Very often when you're doing big emotional performances, you're working in quite a minimal setting. You'll do two or three shots, you'll do two or three takes. But with this, suddenly you're doing a scene that's shot through this mirror, and you have to time your teardrop to come down as you turn and hit that beam of light that's coming across your forehead. And you're doing it 14 or 15 times. It adds a certain level of complexity to the whole thing, which is rather interesting.
It strikes me that not only the dance scenes, but also the sex scenes, are very choreographed. The sex scene is actually a choreographed dance [by Sidi Larbi Cherkaoui] that we shot two ways. There is a wider shot where you can actually see that it's dance. What ended up on film is the close-up version that we shot, so that you get the idea of these two bodies that are entwined and you can't figure out whose is whose. But it was actually a dance.
No wonder it looked choreographed. Yes, exactly. That'll do it. It has been performed many times onstage, and it's normally performed between two men. And I think Joe liked the idea that it was performed between two men -- that within the sexual act, different people take control at different times.
In doing something as stylized like this, you are always walking a tightrope. And I think we clearly thought that the wide shot of this actual dance was too much for this sex scene. But it will make a very nice DVD extra, I should imagine.

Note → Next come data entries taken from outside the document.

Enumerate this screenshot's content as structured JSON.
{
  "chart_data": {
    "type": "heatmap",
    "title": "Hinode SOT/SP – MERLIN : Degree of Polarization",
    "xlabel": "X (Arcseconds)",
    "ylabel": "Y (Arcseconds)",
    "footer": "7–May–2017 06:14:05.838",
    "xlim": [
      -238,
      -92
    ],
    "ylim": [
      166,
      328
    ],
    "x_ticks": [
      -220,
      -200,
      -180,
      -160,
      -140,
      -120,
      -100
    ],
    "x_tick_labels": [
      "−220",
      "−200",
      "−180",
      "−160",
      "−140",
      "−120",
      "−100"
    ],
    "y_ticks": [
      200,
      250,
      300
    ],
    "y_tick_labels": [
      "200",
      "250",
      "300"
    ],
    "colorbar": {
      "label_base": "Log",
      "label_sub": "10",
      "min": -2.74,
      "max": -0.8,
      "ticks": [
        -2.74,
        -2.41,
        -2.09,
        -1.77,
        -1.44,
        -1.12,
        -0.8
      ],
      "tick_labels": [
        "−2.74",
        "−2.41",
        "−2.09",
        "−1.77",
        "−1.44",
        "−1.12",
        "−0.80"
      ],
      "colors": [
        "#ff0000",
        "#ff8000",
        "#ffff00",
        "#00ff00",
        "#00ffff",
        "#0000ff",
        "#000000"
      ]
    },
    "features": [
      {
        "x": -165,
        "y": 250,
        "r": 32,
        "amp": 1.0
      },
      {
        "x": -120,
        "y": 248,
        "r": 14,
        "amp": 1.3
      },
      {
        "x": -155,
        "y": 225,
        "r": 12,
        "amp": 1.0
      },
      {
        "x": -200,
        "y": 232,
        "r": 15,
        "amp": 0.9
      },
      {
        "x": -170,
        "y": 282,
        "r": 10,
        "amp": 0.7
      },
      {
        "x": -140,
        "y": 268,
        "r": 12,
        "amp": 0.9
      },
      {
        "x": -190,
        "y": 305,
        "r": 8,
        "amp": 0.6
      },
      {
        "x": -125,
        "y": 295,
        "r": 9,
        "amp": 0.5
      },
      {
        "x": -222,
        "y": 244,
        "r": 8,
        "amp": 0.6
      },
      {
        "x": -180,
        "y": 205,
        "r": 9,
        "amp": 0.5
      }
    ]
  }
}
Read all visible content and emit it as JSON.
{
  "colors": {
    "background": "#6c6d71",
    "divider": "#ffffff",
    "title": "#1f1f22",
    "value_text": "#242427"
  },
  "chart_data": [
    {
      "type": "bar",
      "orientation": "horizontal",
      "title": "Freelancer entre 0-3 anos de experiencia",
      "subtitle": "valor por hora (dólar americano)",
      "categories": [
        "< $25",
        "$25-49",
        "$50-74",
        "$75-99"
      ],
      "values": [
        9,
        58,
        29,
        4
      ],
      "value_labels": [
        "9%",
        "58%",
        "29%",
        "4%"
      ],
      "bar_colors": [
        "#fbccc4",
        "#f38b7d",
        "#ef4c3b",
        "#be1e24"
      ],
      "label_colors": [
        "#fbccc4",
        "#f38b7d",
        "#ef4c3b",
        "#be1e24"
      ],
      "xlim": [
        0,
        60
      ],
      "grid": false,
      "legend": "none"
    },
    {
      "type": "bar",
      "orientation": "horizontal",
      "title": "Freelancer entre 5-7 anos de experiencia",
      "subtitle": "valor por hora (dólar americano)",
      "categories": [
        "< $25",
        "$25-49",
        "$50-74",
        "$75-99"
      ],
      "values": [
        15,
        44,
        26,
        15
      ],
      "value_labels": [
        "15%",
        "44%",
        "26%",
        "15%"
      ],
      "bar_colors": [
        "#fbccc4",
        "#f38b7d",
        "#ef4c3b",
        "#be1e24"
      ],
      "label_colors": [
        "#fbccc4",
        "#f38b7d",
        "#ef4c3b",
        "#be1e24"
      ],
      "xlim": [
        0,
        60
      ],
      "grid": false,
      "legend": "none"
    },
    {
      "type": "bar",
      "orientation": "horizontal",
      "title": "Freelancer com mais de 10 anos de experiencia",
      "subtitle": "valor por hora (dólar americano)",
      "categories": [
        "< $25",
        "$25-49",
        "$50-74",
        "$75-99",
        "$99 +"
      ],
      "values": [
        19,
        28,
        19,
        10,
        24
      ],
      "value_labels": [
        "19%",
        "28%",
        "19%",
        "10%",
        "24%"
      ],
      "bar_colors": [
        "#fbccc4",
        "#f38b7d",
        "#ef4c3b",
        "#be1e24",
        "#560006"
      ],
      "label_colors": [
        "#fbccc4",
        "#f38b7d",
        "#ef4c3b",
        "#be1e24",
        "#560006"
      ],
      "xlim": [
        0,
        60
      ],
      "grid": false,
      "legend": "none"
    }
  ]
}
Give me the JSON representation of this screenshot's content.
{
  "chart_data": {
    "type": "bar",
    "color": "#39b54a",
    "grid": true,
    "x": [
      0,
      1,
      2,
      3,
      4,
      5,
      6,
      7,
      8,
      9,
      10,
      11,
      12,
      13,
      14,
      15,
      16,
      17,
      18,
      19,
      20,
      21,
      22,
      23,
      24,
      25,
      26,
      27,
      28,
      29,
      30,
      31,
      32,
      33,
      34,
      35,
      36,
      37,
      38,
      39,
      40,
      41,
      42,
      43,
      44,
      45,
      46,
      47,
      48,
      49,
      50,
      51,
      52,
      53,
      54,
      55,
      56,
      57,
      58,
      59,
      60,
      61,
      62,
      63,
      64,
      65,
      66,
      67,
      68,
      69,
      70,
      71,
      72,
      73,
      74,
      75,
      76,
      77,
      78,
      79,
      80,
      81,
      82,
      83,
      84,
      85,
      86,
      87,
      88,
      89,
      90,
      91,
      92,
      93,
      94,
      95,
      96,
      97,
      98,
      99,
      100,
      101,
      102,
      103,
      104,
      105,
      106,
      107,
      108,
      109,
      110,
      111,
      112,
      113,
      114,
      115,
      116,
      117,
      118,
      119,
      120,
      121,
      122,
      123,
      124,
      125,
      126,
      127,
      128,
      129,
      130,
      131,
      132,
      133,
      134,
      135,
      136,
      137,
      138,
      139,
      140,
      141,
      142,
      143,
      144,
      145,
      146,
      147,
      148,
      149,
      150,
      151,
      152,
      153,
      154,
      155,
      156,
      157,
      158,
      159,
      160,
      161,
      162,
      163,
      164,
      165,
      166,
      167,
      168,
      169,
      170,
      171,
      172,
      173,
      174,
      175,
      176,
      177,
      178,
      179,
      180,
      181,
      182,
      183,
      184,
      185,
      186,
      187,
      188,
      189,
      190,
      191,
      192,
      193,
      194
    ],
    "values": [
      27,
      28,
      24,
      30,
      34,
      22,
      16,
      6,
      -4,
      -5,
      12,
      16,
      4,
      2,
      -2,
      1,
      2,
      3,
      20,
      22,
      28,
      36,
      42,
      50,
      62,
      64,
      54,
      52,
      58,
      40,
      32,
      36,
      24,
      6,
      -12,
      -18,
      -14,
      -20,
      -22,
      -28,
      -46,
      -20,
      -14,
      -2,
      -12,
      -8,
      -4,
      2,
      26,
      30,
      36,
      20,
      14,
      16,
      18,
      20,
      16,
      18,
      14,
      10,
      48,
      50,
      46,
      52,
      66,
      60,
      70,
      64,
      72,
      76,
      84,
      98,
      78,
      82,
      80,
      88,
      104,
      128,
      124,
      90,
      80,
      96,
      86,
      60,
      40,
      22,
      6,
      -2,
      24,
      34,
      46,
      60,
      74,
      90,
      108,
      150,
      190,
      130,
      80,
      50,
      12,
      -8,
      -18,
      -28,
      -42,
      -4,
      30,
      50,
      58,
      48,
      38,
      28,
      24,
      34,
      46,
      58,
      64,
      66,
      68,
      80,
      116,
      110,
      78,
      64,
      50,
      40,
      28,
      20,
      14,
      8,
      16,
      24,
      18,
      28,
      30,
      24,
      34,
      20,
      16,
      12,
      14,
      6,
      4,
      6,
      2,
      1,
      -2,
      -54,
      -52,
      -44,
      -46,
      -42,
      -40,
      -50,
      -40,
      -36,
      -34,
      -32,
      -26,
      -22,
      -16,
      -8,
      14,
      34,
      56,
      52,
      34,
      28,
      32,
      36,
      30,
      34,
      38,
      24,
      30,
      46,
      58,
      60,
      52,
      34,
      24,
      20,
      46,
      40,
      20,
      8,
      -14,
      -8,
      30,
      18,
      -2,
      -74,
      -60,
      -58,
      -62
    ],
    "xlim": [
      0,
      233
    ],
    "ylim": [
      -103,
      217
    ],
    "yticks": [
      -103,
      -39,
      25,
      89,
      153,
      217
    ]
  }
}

Is it true that Joe came to you on the set at one point and said, "I think I hate her?" Yeah. She's a fascinating character, because the question of whether she's the heroine or the anti-heroine is a constant. And the answer is very ambigous. I think she's both. When I was re-reading it last summer I was thinking, Tolstoy absolutely hates her.
There are points where he's writing like she's the whore of Babylon, and there are other times when it feels like he completely loves her and understands her and she is the victim. I think both Joe and I felt that about her. We were very conscious of not wanting to simplify her.
In some ways we have made her more likeable than she is in the novel, but we also kept that manipulative, deceitful, needy aspect to her. And there were times when we would be doing a scene, and he would just say, "I hate her."
Not necessarily what you want to hear as you're playing her. I'd say, "You can't say that to me right now." But in a lot of the sequences with Karenin [Jude Law], we actually did play the extremes. We played her as the absolute villain of the piece, and we played her as the absolute innocent. We normally found something in the middle, but we wanted it down on film that there were those two kind of different parts to her.
Did you keep the book close at hand to consult the 700-or-so pages that couldn't make it into the screenplay? I terrified all the boys. My copy of "Anna Karenina" was completely annotated and had lots of very colorful post-it notes all over it, so it was about twice the size of everybody else's. And I would quite often go back to it. I thought, Is there something we can add from the book to make this more interesting?
What was the color coding for? [laughs] Well, that's very tricky. The color coding is each different character, each different situation. If there's an action that completely changes the course of the character, that gets a different color. It's absolutely, completely anal, but it makes me feel like I've done a lot of work, and terrifies other people, so it's really great.
The next time you and Joe work together, are you going to look for ways to complicate the task, the way you did with this one? To make it as difficult as possible? Yeah. It's a flaw, I think, in both of our personalities – but again, why wouldn't you try? You have to try to do something a little bit different, something that takes you out of your comfort zone. I think you constantly have to change the bar. Maybe not raise it, but change it.